In December 2012, I started having issues swallowing (dysphagia). I wasn’t sure what the problem was, so in March 2013 I went to see my gastroenterologist again. The first thing out of his mouth as he walked in the room was, “You’re late for you colonoscopy.” I laughed it off and told him to just add it to whatever throat tests I’d be going through. I wasn’t there for my bottom and I really didn’t think there was anything wrong. So I waited 8 years instead of 3 – what’s the big deal, right? (As it turns out, the throat issue was anxiety related.)
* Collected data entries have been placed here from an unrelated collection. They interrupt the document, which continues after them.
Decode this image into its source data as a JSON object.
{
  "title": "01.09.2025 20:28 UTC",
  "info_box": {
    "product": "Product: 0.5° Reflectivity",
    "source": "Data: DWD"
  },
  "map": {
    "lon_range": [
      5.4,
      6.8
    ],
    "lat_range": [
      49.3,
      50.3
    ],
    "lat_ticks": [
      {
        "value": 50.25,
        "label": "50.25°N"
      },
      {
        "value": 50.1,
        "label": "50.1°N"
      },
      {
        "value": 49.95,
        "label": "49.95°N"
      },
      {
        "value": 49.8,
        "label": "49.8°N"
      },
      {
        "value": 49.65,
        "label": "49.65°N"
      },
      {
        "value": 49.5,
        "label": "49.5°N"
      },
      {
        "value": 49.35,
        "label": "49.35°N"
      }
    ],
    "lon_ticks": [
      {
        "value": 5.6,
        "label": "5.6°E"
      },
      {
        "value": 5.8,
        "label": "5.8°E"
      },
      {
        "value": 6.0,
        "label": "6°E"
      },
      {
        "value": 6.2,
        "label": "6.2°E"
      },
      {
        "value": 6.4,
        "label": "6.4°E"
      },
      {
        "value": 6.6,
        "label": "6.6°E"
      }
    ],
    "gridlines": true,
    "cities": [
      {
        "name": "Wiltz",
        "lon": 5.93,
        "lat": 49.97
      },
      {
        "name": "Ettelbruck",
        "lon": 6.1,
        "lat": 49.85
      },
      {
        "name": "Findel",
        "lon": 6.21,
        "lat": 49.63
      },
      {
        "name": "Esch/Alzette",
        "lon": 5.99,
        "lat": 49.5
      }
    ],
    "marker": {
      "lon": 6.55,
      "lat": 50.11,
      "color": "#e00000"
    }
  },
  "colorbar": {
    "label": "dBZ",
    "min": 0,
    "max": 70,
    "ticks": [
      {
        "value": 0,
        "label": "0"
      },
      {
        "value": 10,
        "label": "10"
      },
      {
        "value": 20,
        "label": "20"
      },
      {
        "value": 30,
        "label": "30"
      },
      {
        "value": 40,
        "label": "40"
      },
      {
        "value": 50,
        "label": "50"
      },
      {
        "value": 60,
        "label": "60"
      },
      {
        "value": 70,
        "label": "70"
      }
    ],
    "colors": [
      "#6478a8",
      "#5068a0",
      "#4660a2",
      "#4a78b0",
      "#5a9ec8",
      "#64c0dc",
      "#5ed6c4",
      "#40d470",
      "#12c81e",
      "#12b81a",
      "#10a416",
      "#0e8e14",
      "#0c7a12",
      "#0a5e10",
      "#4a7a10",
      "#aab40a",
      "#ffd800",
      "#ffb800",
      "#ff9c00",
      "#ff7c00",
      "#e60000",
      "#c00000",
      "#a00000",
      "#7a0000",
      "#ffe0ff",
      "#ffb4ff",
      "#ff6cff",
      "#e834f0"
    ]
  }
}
After my colonoscopy, my doctor came in looking concerned. I had two polyps again this time, however one of them looked “bad,” he said. He was almost positive that it was cancerous, but he had to send it off to be certain. He tattooed the spot where he’d removed the tumor, as he was fairly certain I’d need colon resection surgery.
When the results came back, they were as expected – the tumor was cancerous. I was 33 and had colon cancer. How was that possible? This didn’t make sense to me. It was time to add a colorectal surgeon to my arsenal. As I prepared for and went through surgery, I couldn’t think straight. I couldn’t focus on work or family or anything – all I could think of was that I had cancer and my future was uncertain. As a habitual planner, that didn’t sit well with me.
After surgery, my doctor mentioned something I’d never heard before: Lynch Syndrome.I researched it and thought maybe that was what I had. At the time, I didn’t think there was any history of colon cancer in my family, though – no history of the other Lynch cancers, either. But I was wrong. The more digging I did, the more I learned. My dad and his mother have both had multiple polyps at every colonoscopy, but no one had ever died from it, so why talk about it? My grandmother’s mom had colon cancer in her 50s and uterine cancer in her 40s – but again, she didn’t die, so no one ever talked about that, either. After some confusion about what I had/hadn’t been tested for, I wound up changing GI doctors and the new one ordered the test for Lynch Syndrome. The test came back confirming that I have Lynch – my mutation is of the MSH6 gene. Everything was starting to add up. It all made sense now.
I’m now thankful that I have Lynch Syndrome. I know now what I need to do to give myself my best shot of survival. This means yearly colonoscopies, blood tests, and a full hysterectomy (Lynch brings with it a 70+% chance of both colorectal and uterine cancers).
Now I want to speak out and speak up. I want to raise awareness – both of colorectal cancer and Lynch Syndrome. I’m cancer free and I’m determined to do everything I can to make sure my family and friends are, too.